Христа распинают вновь (Казандзакис) - страница 64

— До свидания, Манольос, — сказал он. — И пусть все будет так, как мы говорили!

Но гнев его еще не совсем прошел, и он еще раз повернулся к своему другу.

— Торговец обязан, Манольос, воровать; святой — обязан не воровать! Вот так оно и есть! Не нужно путать… Счастливого венчания, Манольос, веселой свадьбы! Пошли, Юсуфчик!

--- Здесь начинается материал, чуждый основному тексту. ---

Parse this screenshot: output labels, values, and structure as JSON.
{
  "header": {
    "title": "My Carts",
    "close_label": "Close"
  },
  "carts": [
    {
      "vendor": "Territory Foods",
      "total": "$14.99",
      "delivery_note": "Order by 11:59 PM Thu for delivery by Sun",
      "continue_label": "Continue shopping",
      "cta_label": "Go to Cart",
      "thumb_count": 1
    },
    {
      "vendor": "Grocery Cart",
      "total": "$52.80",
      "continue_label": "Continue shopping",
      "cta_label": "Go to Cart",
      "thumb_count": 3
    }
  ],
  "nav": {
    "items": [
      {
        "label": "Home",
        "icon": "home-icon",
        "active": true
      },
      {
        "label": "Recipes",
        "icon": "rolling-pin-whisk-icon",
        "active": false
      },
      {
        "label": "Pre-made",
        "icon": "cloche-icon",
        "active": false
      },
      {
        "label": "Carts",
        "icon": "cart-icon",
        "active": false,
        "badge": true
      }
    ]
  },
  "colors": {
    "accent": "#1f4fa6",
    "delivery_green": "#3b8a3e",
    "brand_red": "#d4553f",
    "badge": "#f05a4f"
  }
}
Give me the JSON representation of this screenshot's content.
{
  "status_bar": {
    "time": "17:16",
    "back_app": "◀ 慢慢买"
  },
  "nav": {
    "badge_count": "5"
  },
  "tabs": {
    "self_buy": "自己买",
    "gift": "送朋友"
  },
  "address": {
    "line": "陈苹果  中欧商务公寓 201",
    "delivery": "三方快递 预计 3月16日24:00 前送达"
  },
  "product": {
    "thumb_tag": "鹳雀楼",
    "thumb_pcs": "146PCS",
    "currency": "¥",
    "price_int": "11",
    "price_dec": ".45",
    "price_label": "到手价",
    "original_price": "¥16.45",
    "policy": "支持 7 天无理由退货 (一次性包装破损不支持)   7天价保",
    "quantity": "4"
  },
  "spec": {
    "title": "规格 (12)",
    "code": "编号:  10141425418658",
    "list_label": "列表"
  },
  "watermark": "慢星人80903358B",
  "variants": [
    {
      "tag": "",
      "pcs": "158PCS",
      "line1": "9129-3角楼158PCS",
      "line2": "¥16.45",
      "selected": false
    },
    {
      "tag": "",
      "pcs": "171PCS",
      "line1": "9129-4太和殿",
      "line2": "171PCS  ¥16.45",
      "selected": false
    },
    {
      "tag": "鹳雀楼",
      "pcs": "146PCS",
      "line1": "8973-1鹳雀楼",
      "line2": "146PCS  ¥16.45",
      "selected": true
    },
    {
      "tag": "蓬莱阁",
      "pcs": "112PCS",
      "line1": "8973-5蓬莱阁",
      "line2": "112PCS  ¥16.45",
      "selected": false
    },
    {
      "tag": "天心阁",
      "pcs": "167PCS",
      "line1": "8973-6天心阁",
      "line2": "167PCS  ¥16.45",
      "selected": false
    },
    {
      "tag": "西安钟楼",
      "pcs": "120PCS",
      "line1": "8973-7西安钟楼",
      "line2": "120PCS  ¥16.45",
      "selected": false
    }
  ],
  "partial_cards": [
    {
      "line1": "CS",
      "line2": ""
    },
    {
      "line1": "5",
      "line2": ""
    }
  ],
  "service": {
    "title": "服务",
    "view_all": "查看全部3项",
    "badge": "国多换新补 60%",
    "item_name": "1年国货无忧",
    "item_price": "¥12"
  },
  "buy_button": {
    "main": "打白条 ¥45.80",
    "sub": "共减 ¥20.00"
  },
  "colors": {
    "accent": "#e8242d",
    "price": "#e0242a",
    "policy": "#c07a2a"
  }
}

Манольос остался один. Солнце поднялось высоко. Люди, волы, собаки, ослы втянулись в привычную работу. Старик Ладас надел очки и принялся, усмехаясь, медленно и внимательно составлять долговой вексель на три золотые монеты. Что касается попа, то пока он, гневаясь, шел к старику Патриархеасу, ему пришлось изменить путь и отправиться причащать одного умирающего. Фуртунас, валяясь на матраце, рычал и ругал старуху Мандаленью, которая прикладывала ему холодные компрессы и перевязывала его разбитую голову.

А Леньо сидела за ткацким станком, ткала полотно и тихо пела. Сердце ее дрожало от радости, перекатывалось в груди, сладко замирало…

Леньо слышала крик наверху, в комнате хозяина. Хозяин бранился, сын возражал, оба ходили взад и вперед, будто дрались, — под ними гнулся пол; но Леньо, склонившись над своим станком, не обращала внимания на эту ссору и нисколько не боялась, слушая грубую брань хозяина… Ведь она уходила из-под его власти; нить, которая связывала ее с домом, вот-вот разорвется, и Леньо вместе с ее Манольосом отправятся на гору к своим овцам. Ей надоел старик Патриархеас, — пусть он даже любил ее, как свою дочь, пусть даже он ей нашел жениха, пусть даже богатое приданое выделил ей, — стал он ей противен, и видеть его она не хотела.

А ссора наверху разгоралась, сердитый голос старика становился все громче, и Леньо начала прислушиваться.

— Пока я жив, — вопил старик, — я в доме распоряжаюсь, а не ты! Вот так!

Старик, видимо, задыхался, слова у него путались, Леньо сначала не все могла разобрать. Но затем ясно услышала:

— И я не хочу, чтоб ты водил дружбу с Манольосом; он, не забывай этого, слуга, а ты архонт, — помни о своем месте!

— Старая дрянь, — пробормотала Леньо, — сумасшедший, он даже своих седин не уважает, — таскает сюда эту паршивую Катерину и пускает слюни! А считает ниже своего достоинства водиться с Манольосом, как бы тот не заразил его любимчика… Ах, уйти бы скорее, чтоб не видеть тебя больше, чтоб не слышать тебя, старая дрянь!

Встала из-за станка, в полуподвале стало ей душно, вышла во двор подышать свежим воздухом.

— Старая дрянь, — пробормотала она снова, — чтоб ты сдох!

Прошла на середину двора зачерпнуть воды, окунуть в нее голову и освежиться. Леньо была привлекательной девушкой, в ней было даже что-то вызывающее: смуглая, невысокая, полная, с пухлыми губами и лукавыми глазками; от старика архонта она унаследовала его орлиный нос. Бывало, в полдень стоит Леньо у ворот, и когда какой-нибудь мужчина проходит мимо, она вытягивает шею и смотрит на него алчно, с любопытством и сочувствием. В эти минуты Леньо напоминала голодного хищного зверя, который уже приготовился к прыжку, но вдруг пожалел бедную жертву, появившуюся перед ним, дает ей уйти и с нетерпением ожидает следующую… И такая охота, дикая, молчаливая, беспощадная, а вместе с тем полная жалости, происходила каждый полдень у порога, и Леньо возвращалась домой совершенно обессиленная.